I was very lucky to begin interviewing film stars and crew veterans in the 1970s which included several who worked on that picture. They all said it was not a glamorous life and the strong film unions had not yet been formed to improve standards. A couple of the men required to record the sound scenes told me of their problems. They included having to go in at about 6am and fire blanks to persuade birds that decided to roost in the stage to fly away before they burst into the ‘dawn chorus’ and having to encase the camera in a sound proof box to avoid the whirring noise being picked up by the sound recorders. They would hide microphones around strategic points on the set and the actors had to ensure they were standing next to that prop or part of the scenery.
The star of the film was a Czech actress named Anny Ondra, which was fine for the silent version, but no good for the sound sequences. Hitchcock was, shall we say, fond of her so the Studio agreed she could stay. Obviously they did not have the technology to dub her voice as they would today, so they employed another actress to sit by a mike and say the lines whilst Anny mimed to them. That young actress retired from acting in the 1930s and married well and her daughter became the Duchess of Bedford.
Anny married a German world heavyweight boxer in the early 1930s named Max Schmeling and naturally Hitler and Goebbels loved them for propaganda purposes, although neither of them were Nazi supporters, but after the war it ruined their careers. Anny died in 1987 but remains a part of Elstree Studios history albeit a forgotten name today.
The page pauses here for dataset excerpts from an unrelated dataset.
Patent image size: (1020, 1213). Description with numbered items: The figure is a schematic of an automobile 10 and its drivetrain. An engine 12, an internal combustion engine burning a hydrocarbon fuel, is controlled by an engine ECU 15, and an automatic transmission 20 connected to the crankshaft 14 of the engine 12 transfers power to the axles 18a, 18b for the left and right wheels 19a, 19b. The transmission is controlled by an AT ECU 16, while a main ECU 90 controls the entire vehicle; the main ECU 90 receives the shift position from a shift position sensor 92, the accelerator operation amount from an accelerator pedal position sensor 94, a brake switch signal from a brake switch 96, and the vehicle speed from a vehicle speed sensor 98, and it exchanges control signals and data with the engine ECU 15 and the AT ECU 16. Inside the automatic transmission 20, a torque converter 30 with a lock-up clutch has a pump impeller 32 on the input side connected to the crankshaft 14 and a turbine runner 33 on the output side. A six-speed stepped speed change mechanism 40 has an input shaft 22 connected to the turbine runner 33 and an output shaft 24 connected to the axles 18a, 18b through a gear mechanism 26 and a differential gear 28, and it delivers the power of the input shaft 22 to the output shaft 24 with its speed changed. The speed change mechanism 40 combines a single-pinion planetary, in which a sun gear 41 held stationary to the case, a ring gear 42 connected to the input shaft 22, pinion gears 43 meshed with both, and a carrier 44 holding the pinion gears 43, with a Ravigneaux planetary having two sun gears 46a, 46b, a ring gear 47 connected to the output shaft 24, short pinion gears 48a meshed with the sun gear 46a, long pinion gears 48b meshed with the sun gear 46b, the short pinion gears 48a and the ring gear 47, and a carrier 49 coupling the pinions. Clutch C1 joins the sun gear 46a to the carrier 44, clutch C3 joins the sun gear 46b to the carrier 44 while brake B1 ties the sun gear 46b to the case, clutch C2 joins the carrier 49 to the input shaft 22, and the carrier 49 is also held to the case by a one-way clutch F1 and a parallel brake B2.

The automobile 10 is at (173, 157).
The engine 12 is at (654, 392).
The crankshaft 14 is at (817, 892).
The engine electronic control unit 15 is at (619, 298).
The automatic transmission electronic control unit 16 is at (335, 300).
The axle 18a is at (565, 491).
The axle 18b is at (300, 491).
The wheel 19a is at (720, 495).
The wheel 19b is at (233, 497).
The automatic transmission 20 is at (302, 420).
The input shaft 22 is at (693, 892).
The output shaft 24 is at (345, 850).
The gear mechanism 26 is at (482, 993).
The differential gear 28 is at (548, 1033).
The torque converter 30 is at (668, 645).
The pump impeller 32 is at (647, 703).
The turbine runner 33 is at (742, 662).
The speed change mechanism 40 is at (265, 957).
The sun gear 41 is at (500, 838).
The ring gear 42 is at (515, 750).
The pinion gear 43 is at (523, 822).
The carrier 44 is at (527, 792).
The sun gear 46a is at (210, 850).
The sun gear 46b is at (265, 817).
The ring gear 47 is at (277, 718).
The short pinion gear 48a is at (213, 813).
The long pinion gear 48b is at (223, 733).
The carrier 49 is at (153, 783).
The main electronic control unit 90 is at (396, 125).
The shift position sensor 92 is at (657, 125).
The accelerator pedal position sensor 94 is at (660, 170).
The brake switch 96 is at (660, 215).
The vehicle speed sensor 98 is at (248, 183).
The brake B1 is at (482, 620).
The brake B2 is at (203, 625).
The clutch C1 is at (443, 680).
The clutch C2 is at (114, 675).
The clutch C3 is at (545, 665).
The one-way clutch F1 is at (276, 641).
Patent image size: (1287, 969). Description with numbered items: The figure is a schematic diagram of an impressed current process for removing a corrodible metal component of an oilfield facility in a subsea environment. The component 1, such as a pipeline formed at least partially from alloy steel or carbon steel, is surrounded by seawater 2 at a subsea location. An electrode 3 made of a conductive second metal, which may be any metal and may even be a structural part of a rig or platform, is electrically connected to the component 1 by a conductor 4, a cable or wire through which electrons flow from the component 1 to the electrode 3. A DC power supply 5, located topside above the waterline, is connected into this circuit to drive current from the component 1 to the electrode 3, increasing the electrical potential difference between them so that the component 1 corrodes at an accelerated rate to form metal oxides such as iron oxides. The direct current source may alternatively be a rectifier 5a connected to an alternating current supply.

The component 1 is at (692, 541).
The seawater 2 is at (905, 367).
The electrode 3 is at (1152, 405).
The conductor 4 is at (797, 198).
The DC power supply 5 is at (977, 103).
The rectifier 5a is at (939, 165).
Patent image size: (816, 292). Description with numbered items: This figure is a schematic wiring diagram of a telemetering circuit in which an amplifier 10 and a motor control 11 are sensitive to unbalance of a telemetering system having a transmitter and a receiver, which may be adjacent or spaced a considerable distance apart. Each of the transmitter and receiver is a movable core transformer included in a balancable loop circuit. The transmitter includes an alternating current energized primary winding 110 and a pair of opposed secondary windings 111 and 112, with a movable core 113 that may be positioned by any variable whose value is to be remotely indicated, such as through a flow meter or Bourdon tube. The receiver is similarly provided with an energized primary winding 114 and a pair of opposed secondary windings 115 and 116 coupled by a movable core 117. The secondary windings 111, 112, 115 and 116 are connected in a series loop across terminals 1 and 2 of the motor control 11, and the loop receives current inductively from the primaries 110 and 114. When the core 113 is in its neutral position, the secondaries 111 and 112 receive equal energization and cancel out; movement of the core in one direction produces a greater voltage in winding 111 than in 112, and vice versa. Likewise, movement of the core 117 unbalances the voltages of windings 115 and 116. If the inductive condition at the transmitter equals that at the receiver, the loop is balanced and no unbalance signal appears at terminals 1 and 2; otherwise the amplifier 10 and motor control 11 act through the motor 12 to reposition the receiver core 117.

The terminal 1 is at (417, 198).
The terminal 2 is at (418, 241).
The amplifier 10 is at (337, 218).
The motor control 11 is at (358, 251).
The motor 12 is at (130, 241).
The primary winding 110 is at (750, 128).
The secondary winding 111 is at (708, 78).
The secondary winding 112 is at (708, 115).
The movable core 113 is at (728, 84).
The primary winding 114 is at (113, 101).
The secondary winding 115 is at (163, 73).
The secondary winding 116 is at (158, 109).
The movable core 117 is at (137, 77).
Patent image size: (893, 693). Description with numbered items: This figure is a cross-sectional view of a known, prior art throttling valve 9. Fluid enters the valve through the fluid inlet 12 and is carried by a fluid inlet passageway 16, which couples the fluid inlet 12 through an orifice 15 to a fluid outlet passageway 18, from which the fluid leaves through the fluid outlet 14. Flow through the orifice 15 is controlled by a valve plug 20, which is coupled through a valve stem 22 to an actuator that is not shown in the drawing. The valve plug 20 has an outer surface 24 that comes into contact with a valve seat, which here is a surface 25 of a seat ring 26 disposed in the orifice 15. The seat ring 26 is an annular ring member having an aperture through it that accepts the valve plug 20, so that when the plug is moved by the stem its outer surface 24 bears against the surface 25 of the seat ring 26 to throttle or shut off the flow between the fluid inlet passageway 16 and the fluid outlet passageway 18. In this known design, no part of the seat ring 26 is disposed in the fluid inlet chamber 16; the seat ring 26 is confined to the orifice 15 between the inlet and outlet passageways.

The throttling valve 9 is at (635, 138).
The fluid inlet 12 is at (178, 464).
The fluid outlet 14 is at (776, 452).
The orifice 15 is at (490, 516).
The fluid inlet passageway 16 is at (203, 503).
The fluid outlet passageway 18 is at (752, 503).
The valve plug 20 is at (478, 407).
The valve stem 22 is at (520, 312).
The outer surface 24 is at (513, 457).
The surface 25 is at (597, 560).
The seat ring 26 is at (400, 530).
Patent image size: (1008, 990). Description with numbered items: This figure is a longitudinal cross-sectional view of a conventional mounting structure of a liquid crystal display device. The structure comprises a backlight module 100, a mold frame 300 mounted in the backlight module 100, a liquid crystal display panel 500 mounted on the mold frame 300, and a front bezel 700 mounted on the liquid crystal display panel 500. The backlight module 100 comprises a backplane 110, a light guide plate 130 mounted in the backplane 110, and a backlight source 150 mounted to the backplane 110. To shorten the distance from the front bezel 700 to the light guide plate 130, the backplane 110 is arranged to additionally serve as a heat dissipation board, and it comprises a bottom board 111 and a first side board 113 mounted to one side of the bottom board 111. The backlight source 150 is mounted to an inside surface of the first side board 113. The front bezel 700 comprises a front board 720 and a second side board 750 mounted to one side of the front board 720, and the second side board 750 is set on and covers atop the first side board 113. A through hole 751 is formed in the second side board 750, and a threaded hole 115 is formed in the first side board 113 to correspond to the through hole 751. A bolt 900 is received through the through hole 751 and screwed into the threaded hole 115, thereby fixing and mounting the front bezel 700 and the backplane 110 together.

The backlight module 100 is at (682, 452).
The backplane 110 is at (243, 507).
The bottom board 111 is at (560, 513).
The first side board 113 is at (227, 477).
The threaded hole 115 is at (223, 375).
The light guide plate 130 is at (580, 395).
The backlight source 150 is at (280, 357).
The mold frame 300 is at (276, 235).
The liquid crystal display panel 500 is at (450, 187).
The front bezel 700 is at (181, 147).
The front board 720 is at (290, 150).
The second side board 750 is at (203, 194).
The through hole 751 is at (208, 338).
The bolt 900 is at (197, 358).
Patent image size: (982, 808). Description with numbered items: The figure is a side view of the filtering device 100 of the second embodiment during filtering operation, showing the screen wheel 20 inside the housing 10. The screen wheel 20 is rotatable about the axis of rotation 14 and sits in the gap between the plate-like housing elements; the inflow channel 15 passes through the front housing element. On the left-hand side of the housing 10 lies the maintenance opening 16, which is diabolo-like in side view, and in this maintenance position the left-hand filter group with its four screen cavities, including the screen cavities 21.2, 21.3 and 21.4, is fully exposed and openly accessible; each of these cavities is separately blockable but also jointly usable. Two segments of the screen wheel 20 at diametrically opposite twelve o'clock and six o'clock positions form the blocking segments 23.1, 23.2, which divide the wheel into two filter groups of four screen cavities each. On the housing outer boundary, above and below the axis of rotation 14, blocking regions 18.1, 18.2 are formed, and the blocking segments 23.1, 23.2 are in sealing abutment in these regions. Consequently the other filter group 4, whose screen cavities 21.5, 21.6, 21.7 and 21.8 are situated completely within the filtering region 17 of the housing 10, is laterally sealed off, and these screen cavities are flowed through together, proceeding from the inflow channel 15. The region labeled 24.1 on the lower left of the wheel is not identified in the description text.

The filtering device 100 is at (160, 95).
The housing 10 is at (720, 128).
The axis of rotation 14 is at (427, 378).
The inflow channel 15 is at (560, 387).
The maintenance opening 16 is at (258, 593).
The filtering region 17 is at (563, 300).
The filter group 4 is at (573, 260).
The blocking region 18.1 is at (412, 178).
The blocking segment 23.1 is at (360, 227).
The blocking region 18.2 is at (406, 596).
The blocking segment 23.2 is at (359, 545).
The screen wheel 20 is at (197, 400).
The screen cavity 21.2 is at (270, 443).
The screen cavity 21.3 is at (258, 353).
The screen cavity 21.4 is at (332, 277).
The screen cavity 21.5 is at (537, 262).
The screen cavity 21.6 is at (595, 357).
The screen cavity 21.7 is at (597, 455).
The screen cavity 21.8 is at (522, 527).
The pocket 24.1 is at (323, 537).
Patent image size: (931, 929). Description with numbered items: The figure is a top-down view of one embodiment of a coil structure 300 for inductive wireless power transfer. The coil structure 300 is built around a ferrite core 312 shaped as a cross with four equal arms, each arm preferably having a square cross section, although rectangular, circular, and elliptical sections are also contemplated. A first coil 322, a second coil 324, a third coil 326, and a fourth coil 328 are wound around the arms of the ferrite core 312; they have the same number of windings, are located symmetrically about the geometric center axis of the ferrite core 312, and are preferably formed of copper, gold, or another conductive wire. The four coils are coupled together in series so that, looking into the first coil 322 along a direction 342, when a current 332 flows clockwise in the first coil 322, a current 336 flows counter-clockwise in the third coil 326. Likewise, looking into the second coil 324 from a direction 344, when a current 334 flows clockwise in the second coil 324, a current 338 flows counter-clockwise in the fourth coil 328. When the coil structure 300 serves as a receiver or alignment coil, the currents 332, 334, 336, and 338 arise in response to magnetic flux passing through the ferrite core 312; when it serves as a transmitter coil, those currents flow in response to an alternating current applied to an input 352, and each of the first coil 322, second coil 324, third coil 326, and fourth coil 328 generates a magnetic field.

I have been very lucky to amass perhaps a unique archive of memories from Elstree veterans long since gone. Alas due to copyright law most of it regarding taped or filmed material dating back to 1973 will have to be destroyed when I kick the bucket.
Meanwhile I am going to extend my telescope with the hope I don’t spot a UFO and undergo being abducted and probed but then again you will be able to read that scoop only in this newspaper!